Quantum dot-based immunochromatography test strip for rapid, quantitative and sensitive detection of alpha fetoprotein

• Published in: Biosensors & bioelectronics Vol. 30; no. 1; pp. 145 - 150
• Main Authors: Yang, Qiuhua, Gong, Xiaoqun, Song, Tao, Yang, Jiumin, Zhu, Shengjiang, Li, Yunhong, Cui, Ye, Li, Yingxin, Zhang, Bingbo, Chang, Jin
• Format: Journal Article
• Language: English
• Published: Kidlington Elsevier B.V 15.12.2011; Elsevier
• Subjects: Alpha fetoprotein; alpha-Fetoproteins - analysis; Biological and medical sciences; Biomarkers, Tumor - analysis; Biosensing Techniques - instrumentation; Biosensors; Biotechnology; Diagnosis; Equipment Design; Equipment Failure Analysis; Fundamental and applied biological sciences. Psychology; Humans; Immunochromatography - instrumentation; Immunochromatography test strip; Liver Neoplasms - diagnosis; Liver Neoplasms - metabolism; Markers; Mathematical models; Neoplasm Proteins - analysis; Quantum dot; Quantum Dots; Rapid detection; Readers; Reagent Strips; Reproducibility of Results; Sensitivity and Specificity; Serums; Strip; Tumors; Alpha fetoprotein; Quantum dot; Immunochromatography test strip; Rapid detection; Rapid technique; Fetoprotein; Detection; Quantitative analysis
• ISSN: 0956-5663; 1873-4235
• DOI: 10.1016/j.bios.2011.09.002

Rapid, quantitative detection of tumor markers with high sensitivity and specificity is critical to clinical diagnosis and treatment of cancer. We describe here a novel portable fluorescent biosensor that integrates quantum dot (QD) with an immunochromatography test strip (ICTS) and a home-made test strip reader for detection of tumor markers in human serum. Alpha fetoprotein (AFP), which is valuable for diagnosis of primary hepatic carcinoma, is used as a model tumor marker to demonstrate the performance of the proposed immunosensor. The principle of this sensor is on the basis of a sandwich immunoreaction that was performed on an ICTS. The fluorescence intensity of captured QD labels on the test line and control line served as signals was determined by the home-made test strip reader. The strong luminescence and robust photostability of QDs combined with the promising advantages of an ICTS and sensitive detection with the test strip reader result in good performance. Under optimal conditions, this biosensor is capable of detecting as low as 1 ng/mL AFP standard analyte in 10 min with only 50 μL sample volume.

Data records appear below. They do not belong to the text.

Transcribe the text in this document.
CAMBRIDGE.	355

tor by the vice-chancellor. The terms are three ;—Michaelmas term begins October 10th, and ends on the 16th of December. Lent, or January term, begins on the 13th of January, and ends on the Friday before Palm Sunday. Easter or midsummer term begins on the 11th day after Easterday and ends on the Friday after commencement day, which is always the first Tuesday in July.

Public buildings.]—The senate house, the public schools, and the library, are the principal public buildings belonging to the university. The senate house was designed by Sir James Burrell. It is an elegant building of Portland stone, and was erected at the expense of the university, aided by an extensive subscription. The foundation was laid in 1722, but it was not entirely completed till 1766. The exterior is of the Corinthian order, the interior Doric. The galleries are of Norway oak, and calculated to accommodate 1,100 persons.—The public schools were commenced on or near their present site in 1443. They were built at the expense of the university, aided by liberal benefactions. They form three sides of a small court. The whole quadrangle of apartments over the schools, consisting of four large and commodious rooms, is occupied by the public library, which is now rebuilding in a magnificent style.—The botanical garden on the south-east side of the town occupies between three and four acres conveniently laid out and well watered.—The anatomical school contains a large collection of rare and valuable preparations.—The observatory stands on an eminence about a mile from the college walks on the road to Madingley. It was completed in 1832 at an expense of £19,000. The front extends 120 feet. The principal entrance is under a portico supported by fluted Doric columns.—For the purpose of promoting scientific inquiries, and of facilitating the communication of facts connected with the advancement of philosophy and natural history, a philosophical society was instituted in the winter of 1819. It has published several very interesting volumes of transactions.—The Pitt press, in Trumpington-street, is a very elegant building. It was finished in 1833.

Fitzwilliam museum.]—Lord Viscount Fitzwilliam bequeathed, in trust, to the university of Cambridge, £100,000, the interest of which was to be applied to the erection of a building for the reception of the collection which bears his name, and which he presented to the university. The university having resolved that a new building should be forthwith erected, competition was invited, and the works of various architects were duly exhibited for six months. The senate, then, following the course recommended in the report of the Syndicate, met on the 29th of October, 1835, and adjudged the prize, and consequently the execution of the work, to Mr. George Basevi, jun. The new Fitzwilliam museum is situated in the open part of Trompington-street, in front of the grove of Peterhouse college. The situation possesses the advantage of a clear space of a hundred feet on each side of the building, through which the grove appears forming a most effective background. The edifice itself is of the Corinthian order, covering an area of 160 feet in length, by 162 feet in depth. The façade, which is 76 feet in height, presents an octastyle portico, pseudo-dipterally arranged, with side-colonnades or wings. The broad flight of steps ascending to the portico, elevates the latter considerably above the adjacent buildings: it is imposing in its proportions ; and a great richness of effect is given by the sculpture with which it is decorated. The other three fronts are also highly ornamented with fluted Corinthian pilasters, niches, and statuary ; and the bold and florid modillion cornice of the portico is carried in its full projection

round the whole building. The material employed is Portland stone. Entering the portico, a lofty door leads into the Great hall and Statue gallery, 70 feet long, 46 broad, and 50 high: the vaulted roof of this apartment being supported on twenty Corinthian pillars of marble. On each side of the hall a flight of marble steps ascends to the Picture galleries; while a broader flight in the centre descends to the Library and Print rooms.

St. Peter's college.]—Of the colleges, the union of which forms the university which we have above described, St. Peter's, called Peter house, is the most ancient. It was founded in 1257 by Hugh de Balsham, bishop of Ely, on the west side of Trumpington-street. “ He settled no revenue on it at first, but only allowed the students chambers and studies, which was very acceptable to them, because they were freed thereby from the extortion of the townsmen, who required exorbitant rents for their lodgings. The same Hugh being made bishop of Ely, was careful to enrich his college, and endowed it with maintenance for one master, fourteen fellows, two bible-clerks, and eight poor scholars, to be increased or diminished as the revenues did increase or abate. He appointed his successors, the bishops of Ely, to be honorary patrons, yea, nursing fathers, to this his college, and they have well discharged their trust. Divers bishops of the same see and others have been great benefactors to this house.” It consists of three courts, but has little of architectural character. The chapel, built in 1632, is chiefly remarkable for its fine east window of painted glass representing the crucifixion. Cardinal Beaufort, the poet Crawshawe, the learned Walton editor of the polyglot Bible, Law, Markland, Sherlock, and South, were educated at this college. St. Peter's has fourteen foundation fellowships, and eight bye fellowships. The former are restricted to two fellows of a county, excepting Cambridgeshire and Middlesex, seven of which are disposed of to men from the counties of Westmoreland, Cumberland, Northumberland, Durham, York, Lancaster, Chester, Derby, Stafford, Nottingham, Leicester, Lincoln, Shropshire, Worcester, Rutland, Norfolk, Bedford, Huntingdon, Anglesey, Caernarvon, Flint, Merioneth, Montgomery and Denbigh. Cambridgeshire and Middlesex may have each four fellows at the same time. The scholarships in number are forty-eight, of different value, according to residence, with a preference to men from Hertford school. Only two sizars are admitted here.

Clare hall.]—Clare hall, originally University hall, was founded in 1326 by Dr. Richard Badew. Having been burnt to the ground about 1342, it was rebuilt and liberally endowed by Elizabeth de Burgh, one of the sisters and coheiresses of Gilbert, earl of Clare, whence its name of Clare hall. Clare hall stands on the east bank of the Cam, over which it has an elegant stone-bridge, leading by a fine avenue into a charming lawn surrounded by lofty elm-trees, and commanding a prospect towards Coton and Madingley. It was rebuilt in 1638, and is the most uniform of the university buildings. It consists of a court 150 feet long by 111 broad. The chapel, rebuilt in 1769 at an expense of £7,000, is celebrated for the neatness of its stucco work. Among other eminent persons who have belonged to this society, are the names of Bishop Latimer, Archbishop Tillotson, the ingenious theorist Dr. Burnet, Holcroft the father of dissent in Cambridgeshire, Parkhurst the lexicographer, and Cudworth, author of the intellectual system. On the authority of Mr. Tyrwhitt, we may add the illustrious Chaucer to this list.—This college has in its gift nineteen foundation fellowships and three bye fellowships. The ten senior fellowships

Furthermore, 1000 clinical human serum samples were tested by both the QD-based ICTS and a commercial electrochemiluminescence immunoassay AFP kit simultaneously to estimate the sensitivity, specificity and concordance of the assays. Results showed high consistency except for 24 false positive cases (false positive rate 3.92%) and 17 false negative cases (false negative rate 4.38%); the error rate was 4.10% in all. This demonstrates that the QD-based ICTS is capable of rapid, sensitive, and quantitative detection of AFP and shows a great promise for point-of-care testing of other tumor markers.